The Kier short, Staging Death, premiered at the Quinzaine in Cannes in May 2022, while the Lee film, Faces of Death, is part of the Imagina lineup at Karlovy Vary film festival this week. Amusingly, despite the topic, Soldat doesn’t have a favorite Christopher Lee death scene, or even a favorite film starring the late British horror icon. “I loved doing the research, as a documentarian I’m very nerdy about compiling lists and whatnot, but I’m not really a fan of Lee’s roles”, he tells TFV. Still, it made sense for him to explore the subject via the erstwhile portrayer of Dracula, Count Dooku and Saruman. “There’s a sense of film history through the evolution of his career, and his death scenes, same as with Udo Kier who’s had a similarly rich filmography.” As suggested by the title, the short is more about Lee’s performance rather than the death scene itself, as opposed to the Kier version. “Yes, indeed”, says Soldat, adding “It’s also a reference to the amount of monsters and villains he played.”
The two films follow a similar structure, in that the scenes are not edited chronologically, but according to themes. In Lee’s case, that means multiple scenes in a row where he gets burned, for example, followed by others where he’s stabbed. There’s also another reasoning behind this, explains the director: “I wanted to separate the black-and-white films from the ones in color, and there was a time when he alternated between them.”

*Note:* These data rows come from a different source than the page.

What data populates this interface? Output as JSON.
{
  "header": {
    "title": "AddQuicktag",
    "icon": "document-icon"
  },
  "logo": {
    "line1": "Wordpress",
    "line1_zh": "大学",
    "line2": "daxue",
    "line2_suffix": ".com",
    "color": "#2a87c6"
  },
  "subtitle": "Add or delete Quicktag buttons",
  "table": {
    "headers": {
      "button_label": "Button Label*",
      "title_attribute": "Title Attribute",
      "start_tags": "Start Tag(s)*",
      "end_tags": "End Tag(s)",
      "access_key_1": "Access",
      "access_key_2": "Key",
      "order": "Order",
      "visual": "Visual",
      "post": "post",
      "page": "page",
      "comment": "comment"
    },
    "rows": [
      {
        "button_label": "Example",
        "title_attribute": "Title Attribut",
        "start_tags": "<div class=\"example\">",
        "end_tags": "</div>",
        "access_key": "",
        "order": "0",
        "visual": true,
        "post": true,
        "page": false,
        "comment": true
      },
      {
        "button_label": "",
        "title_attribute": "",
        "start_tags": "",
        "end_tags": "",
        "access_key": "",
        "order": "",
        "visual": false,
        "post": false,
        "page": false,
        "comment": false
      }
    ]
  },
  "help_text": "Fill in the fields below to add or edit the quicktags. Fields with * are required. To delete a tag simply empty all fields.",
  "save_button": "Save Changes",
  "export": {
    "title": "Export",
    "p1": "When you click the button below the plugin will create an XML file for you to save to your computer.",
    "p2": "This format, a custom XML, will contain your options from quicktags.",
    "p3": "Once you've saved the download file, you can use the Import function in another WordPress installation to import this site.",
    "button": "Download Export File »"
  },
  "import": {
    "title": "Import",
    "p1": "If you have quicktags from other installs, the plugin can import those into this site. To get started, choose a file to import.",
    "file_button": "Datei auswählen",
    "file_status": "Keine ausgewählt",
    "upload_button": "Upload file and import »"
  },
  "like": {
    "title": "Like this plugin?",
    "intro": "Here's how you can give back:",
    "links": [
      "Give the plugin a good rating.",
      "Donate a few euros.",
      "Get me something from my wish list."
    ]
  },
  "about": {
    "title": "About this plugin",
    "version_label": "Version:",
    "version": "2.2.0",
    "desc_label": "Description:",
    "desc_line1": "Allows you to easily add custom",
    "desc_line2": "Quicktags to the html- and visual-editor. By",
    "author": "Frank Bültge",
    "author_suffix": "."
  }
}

The major difference in methodology? Soldat didn’t watch all the films all the way through this time. “I did it for the other actors, and with Udo Kier, who has more than 200 films on his CV, it took an entire year, because for some of his work I had to travel to Düsseldorf or Amsterdam for private viewings, and one film he made is only viewable on a VHS copy in Toronto, and I couldn’t afford to fly to Canada just for that. So with Lee, even though I had all the films quite easily, either on Blu-Ray or via legal digital platforms, I fast-forwarded a lot, because I no longer had the time to sit through all of it.”
Feedback from viewers suggests the two shorts are both hilarious – especially Staging Death, given Kier’s penchant for elaborate, over-the-top on-screen demises. They are also, in their own way, strangely moving. This also connects to Soldat’s structuring decisions, which differ from his usual methods: “With my documentaries, even though it is obviously my subjective viewpoint, my aim is to never force or manipulate emotion. With these films I realized that was not possible, because by manipulating those specific images and rearranging them in a certain sequence there is an emotional component attached to it.” And what’s next? Could there be a similar series through a different prism? “Possibly, but I don’t plan these projects in advance, so it will all depend on whether a certain angle will pop up in my mind that I find interesting.”